По одной из мемуарных версий, поэт в сердцах завершил вечер цитатой: «Сегодня освистали гения!» Освистывать никто, конечно, не освистывал. Но среди молодежи прохладное отношение к сверстнику, выступающему с позиций гения и занявшему собой целый вечер, едва ли не норма. Так или иначе, в дальнейшем Бродский к Довлатову с чтением стихов не заглядывал. Да и случаев к тому представлялось мало: один вскоре очутился на Севере, в охране лагерей, другой сам оказался под следствием и отправлен в края, не далекие от мест, где отбывал армейскую службу будущий автор «Зоны».

Во второй половине 1960-х встречи возобновились в близкой обоим среде людей, «великих для славы и позора», – предвидение Бродского из цитированного стихотворения «Через два года», растрогавшего не одного Довлатова.

Выразительную картину появления Сергея Довлатова на литературном горизонте нарисовала Марина Ефимова:

Позже, году в 66-м, у Рейнов, как и у нас, стал частым гостем Сергей Довлатов, уже вернувшийся из армии. Но на общие вечеринки он приходил редко и всегда один, явно чего-то стесняясь (или оберегая красавицу-жену? Или вырываясь на свободу?). Он заходил чаще днем, чтобы оставить новый рассказ и порадовать какой-нибудь ядовитой и невероятно смешной историей, выстроенной на литературной сплетне, на слухе, на случайном разговоре. Я подозревала, что жало Сережиного таланта заденет и каждого из нас и что в каком-нибудь другом доме будет рассказана сокрушительно-смешная история про нас самих. Но я была заранее согласна на такую плату – только бы не лишать себя не совсем пристойного (в этом случае) наслаждения – наблюдать совершавшееся у меня на глазах преображение «факта низкой жизни» в маленький «перл создания».

Вот в этой компании Довлатов и стал снова встречаться с Бродским, научившись даже из самых жестких, если не жестоких, его стихотворений, таких, к примеру, как «Речь о пролитом молоке» (1967), извлекать внутренне близкую ему сентиментальность, тайную нежность: «Ходит девочка, эх, в платочке. / Ходит по полю, рвет цветочки. / Взять бы в дочки, эх, взять бы в дочки. / В небе ласточка вьется». О такой простодушной чувствительности и открытости оставалось вздыхать, разгадывая мало кому доступный секрет воздействия на человека поэтического слова. Несомненно эффектными, но уже и не слишком мудреными в этом контексте представлялись слова о Льве Толстом, обозванным в «Речи…» «яснополянской хлеборезкой».

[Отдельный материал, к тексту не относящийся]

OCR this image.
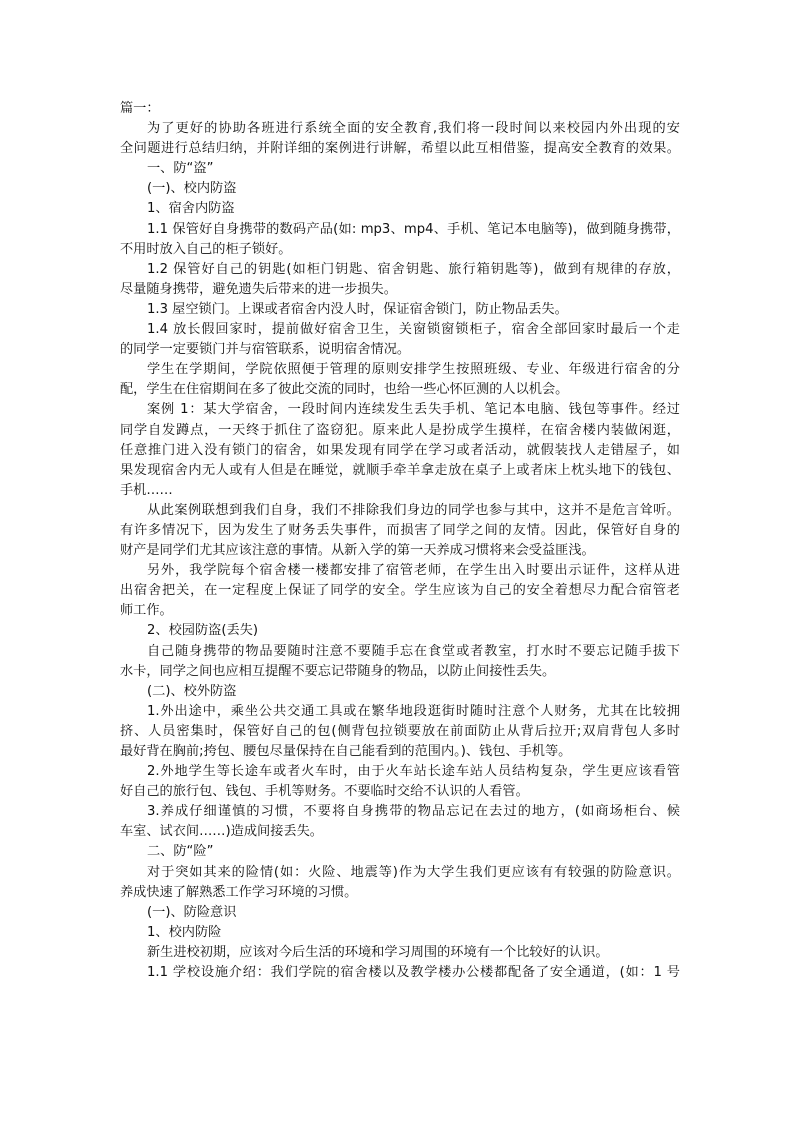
篇一：
为了更好的协助各班进行系统全面的安全教育,我们将一段时间以来校园内外出现的安
全问题进行总结归纳，并附详细的案例进行讲解，希望以此互相借鉴，提高安全教育的效果。
一、防“盗”
(一)、校内防盗
1、宿舍内防盗
1.1 保管好自身携带的数码产品(如: mp3、mp4、手机、笔记本电脑等)，做到随身携带，
不用时放入自己的柜子锁好。
1.2 保管好自己的钥匙(如柜门钥匙、宿舍钥匙、旅行箱钥匙等)，做到有规律的存放，
尽量随身携带，避免遗失后带来的进一步损失。
1.3 屋空锁门。上课或者宿舍内没人时，保证宿舍锁门，防止物品丢失。
1.4 放长假回家时，提前做好宿舍卫生，关窗锁窗锁柜子，宿舍全部回家时最后一个走
的同学一定要锁门并与宿管联系，说明宿舍情况。
学生在学期间，学院依照便于管理的原则安排学生按照班级、专业、年级进行宿舍的分
配，学生在住宿期间在多了彼此交流的同时，也给一些心怀叵测的人以机会。
案例 1：某大学宿舍，一段时间内连续发生丢失手机、笔记本电脑、钱包等事件。经过
同学自发蹲点，一天终于抓住了盗窃犯。原来此人是扮成学生摸样，在宿舍楼内装做闲逛，
任意推门进入没有锁门的宿舍，如果发现有同学在学习或者活动，就假装找人走错屋子，如
果发现宿舍内无人或有人但是在睡觉，就顺手牵羊拿走放在桌子上或者床上枕头地下的钱包、
手机……
从此案例联想到我们自身，我们不排除我们身边的同学也参与其中，这并不是危言耸听。
有许多情况下，因为发生了财务丢失事件，而损害了同学之间的友情。因此，保管好自身的
财产是同学们尤其应该注意的事情。从新入学的第一天养成习惯将来会受益匪浅。
另外，我学院每个宿舍楼一楼都安排了宿管老师，在学生出入时要出示证件，这样从进
出宿舍把关，在一定程度上保证了同学的安全。学生应该为自己的安全着想尽力配合宿管老
师工作。
2、校园防盗(丢失)
自己随身携带的物品要随时注意不要随手忘在食堂或者教室，打水时不要忘记随手拔下
水卡，同学之间也应相互提醒不要忘记带随身的物品，以防止间接性丢失。
(二)、校外防盗
1.外出途中，乘坐公共交通工具或在繁华地段逛街时随时注意个人财务，尤其在比较拥
挤、人员密集时，保管好自己的包(侧背包拉锁要放在前面防止从背后拉开;双肩背包人多时
最好背在胸前;挎包、腰包尽量保持在自己能看到的范围内。)、钱包、手机等。
2.外地学生等长途车或者火车时，由于火车站长途车站人员结构复杂，学生更应该看管
好自己的旅行包、钱包、手机等财务。不要临时交给不认识的人看管。
3.养成仔细谨慎的习惯，不要将自身携带的物品忘记在去过的地方，(如商场柜台、候
车室、试衣间……)造成间接丢失。
二、防“险”
对于突如其来的险情(如：火险、地震等)作为大学生我们更应该有有较强的防险意识。
养成快速了解熟悉工作学习环境的习惯。
(一)、防险意识
1、校内防险
新生进校初期，应该对今后生活的环境和学习周围的环境有一个比较好的认识。
1.1 学校设施介绍：我们学院的宿舍楼以及教学楼办公楼都配备了安全通道，(如：1 号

C художественной выразительностью, а потому внятно, ареал общения наших героев очерчен в эссе «О Сереже Довлатове»: «…полагаю, три четверти адресов и телефонных номеров в записных книжках у нас совпадали». Это о жизни в Ленинграде. О пребывании за океаном подобного сказать уже было нельзя: «В Новом свете, при всех наших взаимных усилиях, совпадала в лучшем случае одна десятая». Если Довлатов занял позицию «русского писателя в Нью-Йорке», то Бродский стал апостолом «всемирной отзывчивости» и значительную часть жизни посвятил расширению зоны своего культурного обитания.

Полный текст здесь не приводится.